Not long ago, the capital of Kansas District Court in Topeka made a motion to turn off their HP 3000s. During the report on that affair -- one that took the court system offline for a week -- the IT managers explained that part of the migration process would include cleaning up the data being moved off an HP 3000.
This data conversion is one of the most important attributes of this project and is carefully being implemented by continuously and repeatedly checking thousands of data elements to ensure that all data converted is “clean” data which is essential to all users. When we finally “go live,” we would sincerely appreciate your careful review of data as you use the system.
Not exactly a great plan, checking on data integrity so late in the 3000's lifecycle, said ScreenJet's Alan Yeo. The vendor who supplies tools and service for migrations has criticism for the court's strategy statement that "we either move on to another system or we go back to paper and pen."

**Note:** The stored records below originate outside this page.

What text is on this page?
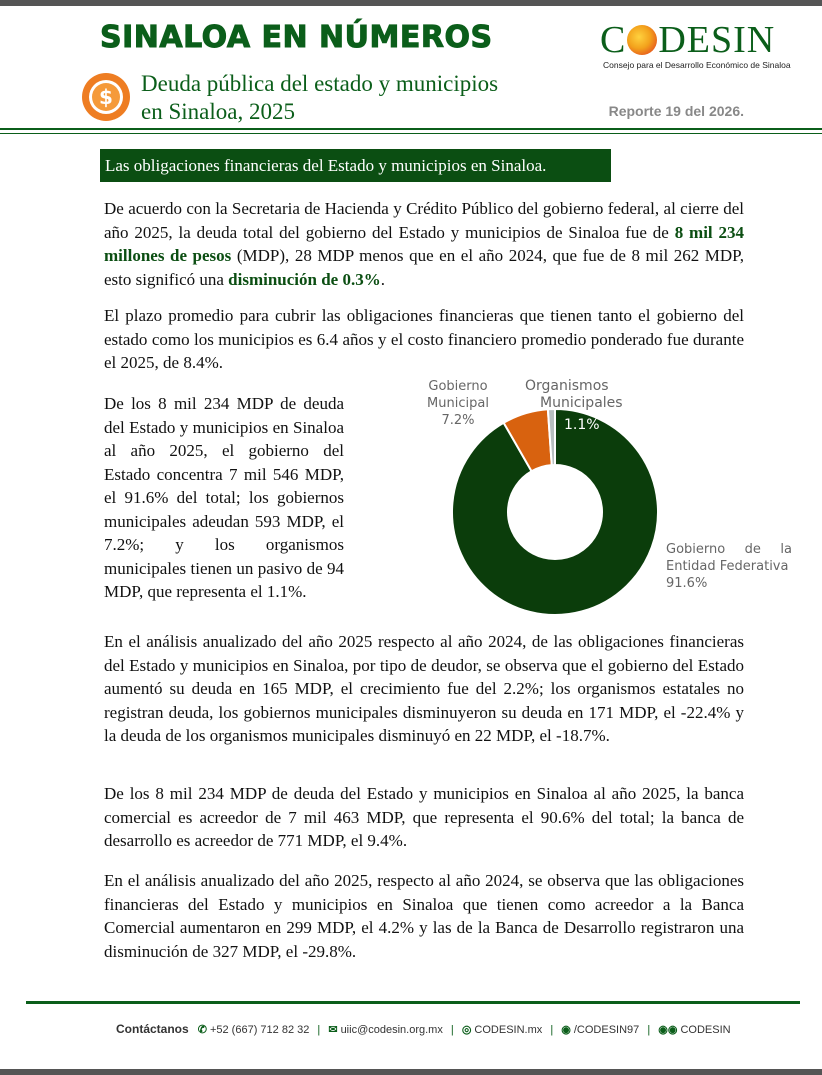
SINALOA EN NÚMEROS
$
Deuda pública del estado y municipios
en Sinaloa, 2025
C DESIN
Consejo para el Desarrollo Económico de Sinaloa
Reporte 19 del 2026.
Las obligaciones financieras del Estado y municipios en Sinaloa.
De acuerdo con la Secretaria de Hacienda y Crédito Público del gobierno federal, al cierre del año 2025, la deuda total del gobierno del Estado y municipios de Sinaloa fue de 8 mil 234 millones de pesos (MDP), 28 MDP menos que en el año 2024, que fue de 8 mil 262 MDP, esto significó una disminución de 0.3%.
El plazo promedio para cubrir las obligaciones financieras que tienen tanto el gobierno del estado como los municipios es 6.4 años y el costo financiero promedio ponderado fue durante el 2025, de 8.4%.
De los 8 mil 234 MDP de deuda del Estado y municipios en Sinaloa al año 2025, el gobierno del Estado concentra 7 mil 546 MDP, el 91.6% del total; los gobiernos municipales adeudan 593 MDP, el 7.2%; y los organismos municipales tienen un pasivo de 94 MDP, que representa el 1.1%.
Gobierno
Municipal
7.2%
Organismos
Municipales
1.1%
Gobierno de la
Entidad Federativa
91.6%
En el análisis anualizado del año 2025 respecto al año 2024, de las obligaciones financieras del Estado y municipios en Sinaloa, por tipo de deudor, se observa que el gobierno del Estado aumentó su deuda en 165 MDP, el crecimiento fue del 2.2%; los organismos estatales no registran deuda, los gobiernos municipales disminuyeron su deuda en 171 MDP, el -22.4% y la deuda de los organismos municipales disminuyó en 22 MDP, el -18.7%.
De los 8 mil 234 MDP de deuda del Estado y municipios en Sinaloa al año 2025, la banca comercial es acreedor de 7 mil 463 MDP, que representa el 90.6% del total; la banca de desarrollo es acreedor de 771 MDP, el 9.4%.
En el análisis anualizado del año 2025, respecto al año 2024, se observa que las obligaciones financieras del Estado y municipios en Sinaloa que tienen como acreedor a la Banca Comercial aumentaron en 299 MDP, el 4.2% y las de la Banca de Desarrollo registraron una disminución de 327 MDP, el -29.8%.
Contáctanos ✆ +52 (667) 712 82 32 | ✉ uiic@codesin.org.mx | ◎ CODESIN.mx | ◉ /CODESIN97 | ◉◉ CODESIN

"Interesting, that pen and paper comment," Yeo said. "It has the ring of someone saying that we have an old car that's running reliably, but because it might break down at some time, the only options are to go back to walking or buy a Fisker." The Fisker, for those who might not know, was a car developed in 2008 as one of the very first plug-in hybrid models. About 2,000 were built before the company went bankrupt. Moving to any new technology, on wheels or online, should be an improvement over what's in place -- not an alternative to ancient practices.
"Oh, and what's all this crap about having to clean the data?" Yeo added. "That's like saying I'll only bother cleaning the house that I live in when I move. Yes, sure you don't want to move crap in a migration. But you probably should have been doing some housekeeping whilst you lived in the place. Blaming the house when you got it dirty doesn't really wash!"